Working in cybersecurity, you know the playbook ransomware operators use: stolen credentials, established persistence, network recon, pivot to a high-value target, cash out. What most security teams have not internalized yet is that the same playbook is now being used to steal freight — and the transportation sector is losing badly.
Entire truckloads of goods are being re-routed, vanishing from the legitimate logistics ecosystem and reappearing on the black market. Bottled water, eggs, crab legs, energy drinks, Legos, sneakers, pharmaceuticals, pistachios — all of it has been stolen by organized criminals applying the ransomware playbook to a different vertical.
The Numbers
In 2025, Verisk CargoNet reported roughly $725 million in cargo crime losses across North America. The FBI''s Internet Crime Complaint Center (IC3) logged roughly $21 billion in cybercrime losses in the same period. Both numbers are reported losses only — meaning both substantially understate reality. Private companies on the small end of the spectrum routinely absorb losses in silence rather than disclose breaches.
Industry estimates indicate that the majority of cargo crime in the United States now involves a cyber-enabled component.
A Familiar Kill Chain
A typical cyber-enabled cargo crime opens with reconnaissance. Public sources — USDOT numbers, FMCSA registry data, MC numbers, insurance details, employee directories — are all researched.
Phishing emails go out to dispatch staff, customer service reps, accounting personnel — anyone with access to sensitive shipment data. Credentials are stolen. Email accounts are compromised. This is exactly the front half of any commodity ransomware operation.
This is where the playbook diverges. Instead of pivoting into a corporate system to drop a ransomware payload, the attacker uses the compromised mailbox to listen — shipment notifications, new load tenders, bills of lading for shipments underway.
Then they inject themselves into ongoing communications from the trusted email account and make subtle changes: a pallet count here, a destination there, falsified routing information that redirects a legitimate load to a delivery location they control.
The Fraudulent Carrier Variant
In a second variant, the attacker registers a new, fraudulent carrier with FMCSA using stolen but valid identification details from a legitimate fleet. They book real loads from real load boards under that false identity. The pickup is performed by a professional driver who has no idea they are being used; they believe they are hauling for a legitimate broker.
Once delivered to the criminal warehouse, the load is broken down into smaller shipments or cross-docked under more falsified paperwork and laundered back into the supply chain. Consumables are sold within hours and consumed within days, making recovery effectively impossible.
By the time the legitimate shipper, broker, or motor carrier realizes what happened, the freight is gone, the fraudulent carrier has disappeared, and someone is holding the bag for catastrophic financial liability. A single trailer of pharmaceuticals can run into the millions. A trailer of pistachios — hundreds of thousands. These are not losses the average mid-sized fleet is equipped to absorb.

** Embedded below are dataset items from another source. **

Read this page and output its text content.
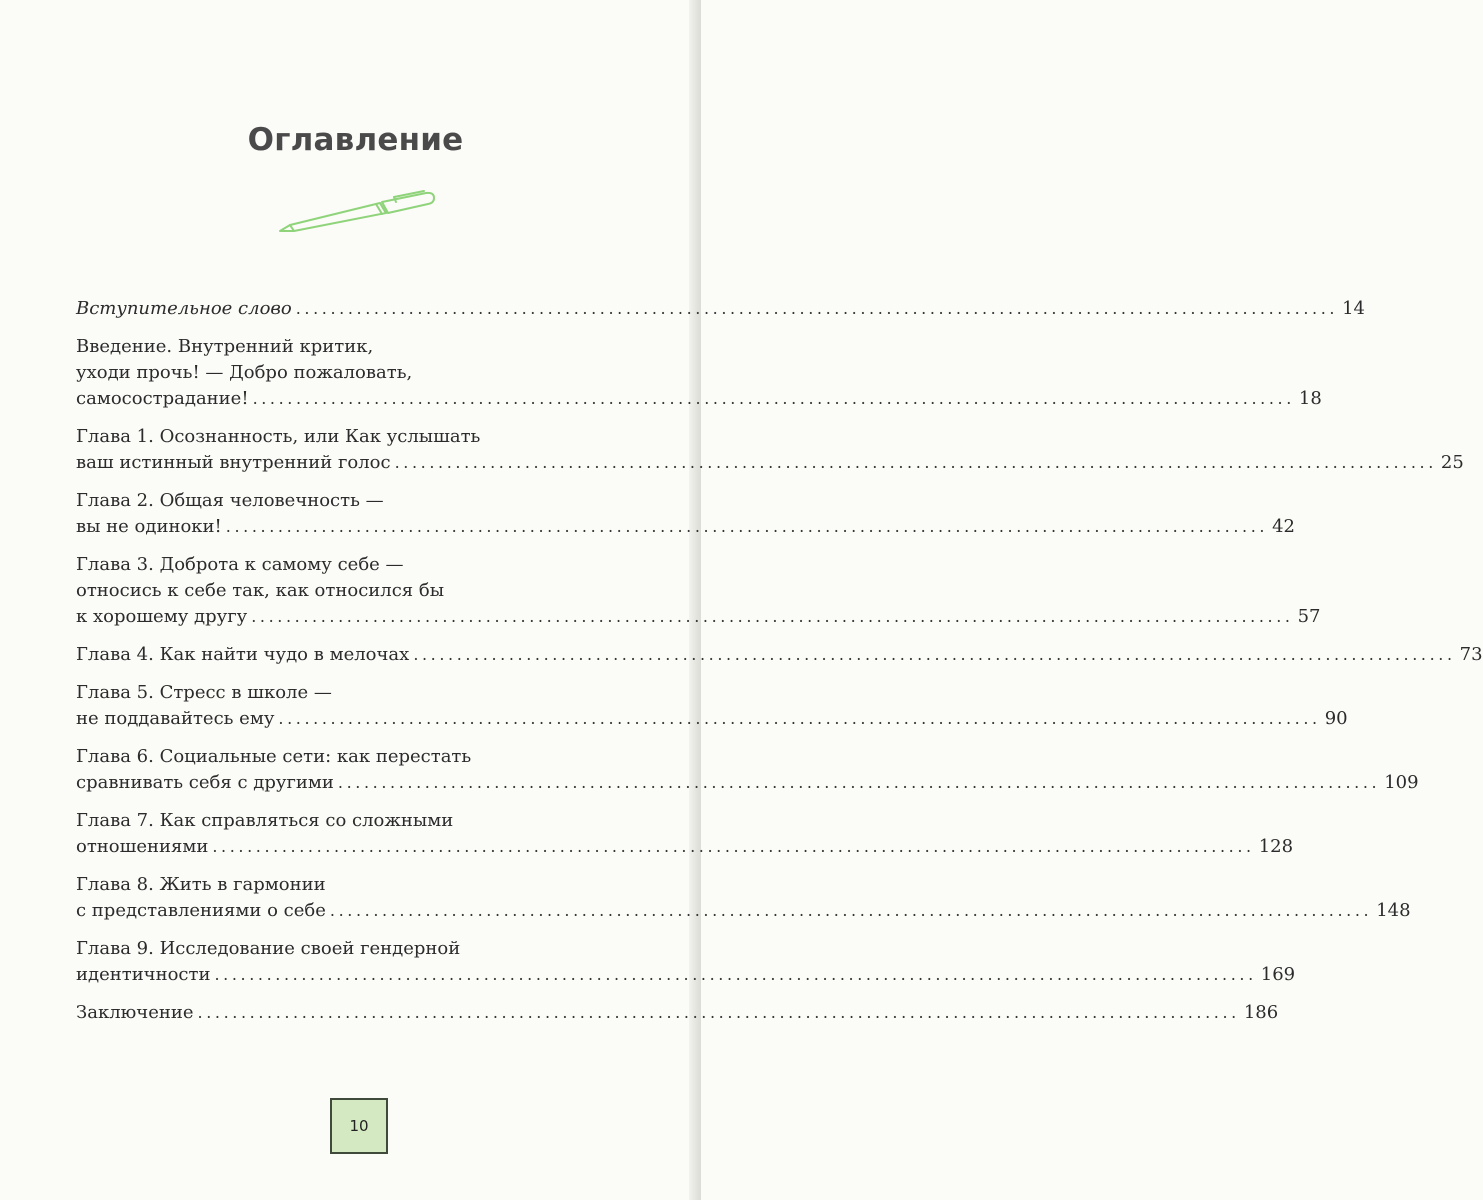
Оглавление
Вступительное слово ........................................................................................................................ 14
Введение. Внутренний критик,
уходи прочь! — Добро пожаловать,
самосострадание! ........................................................................................................................ 18
Глава 1. Осознанность, или Как услышать
ваш истинный внутренний голос ........................................................................................................................ 25
Глава 2. Общая человечность —
вы не одиноки! ........................................................................................................................ 42
Глава 3. Доброта к самому себе —
относись к себе так, как относился бы
к хорошему другу ........................................................................................................................ 57
Глава 4. Как найти чудо в мелочах ........................................................................................................................ 73
Глава 5. Стресс в школе —
не поддавайтесь ему ........................................................................................................................ 90
Глава 6. Социальные сети: как перестать
сравнивать себя с другими ........................................................................................................................ 109
Глава 7. Как справляться со сложными
отношениями ........................................................................................................................ 128
Глава 8. Жить в гармонии
с представлениями о себе ........................................................................................................................ 148
Глава 9. Исследование своей гендерной
идентичности ........................................................................................................................ 169
Заключение ........................................................................................................................ 186
10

Why The Industry Keeps Losing
The defensive playbook is not novel. Phishing-resistant MFA, out-of-band verification before any change to banking, routing, or shipping documents, real vendor management, hardened email security. None of this is new.
So why is the problem widespread? The controls are under-deployed in the transportation industry, particularly among the small and midsized fleets that move a massive share of U.S. freight.
A trucking company with 100 to 200 trucks generates as much cyber risk as a much larger professional-services firm, but it typically operates on much thinner margins and a fraction of the security budget. Integrations get put in place for operational speed; vendors offer tools that promise efficiency gains; security gaps go unaddressed.
Attackers have figured out that transportation is a soft target with high-value, low-risk, perishable, easy-to-launder payouts. They have also figured out that the legal and regulatory consequences of stealing cargo are far less severe than attacking a hospital or a bank, and that most fleets won''t even report incidents.
Where The Industry Is Making Gains
The National Motor Freight Traffic Association (NMFTA) has published a Cybersecurity Cargo Crime Reduction Framework that explicitly maps cybersecurity controls to the cargo crime threat vectors they address. The guidebook is free. So is NMFTA''s Road to Resilience series, which adapts NIST CSF and CIS Controls for fleet operators that do not have a CISO on staff.
NMFTA also manages the Freight Fraud Prevention Hub, a central resource for motor carriers, 3PLs, brokers, shippers, and drivers.
The Ask For Security Practitioners
If you operate outside transportation, this is a critical-infrastructure vertical that needs your skill set. Cyber-enabled cargo crime is a discipline-blending problem: threat intelligence, identity, vendor risk, fraud, and physical operations all in one stack. The fleets that fix it first will pull market share from the ones that don''t.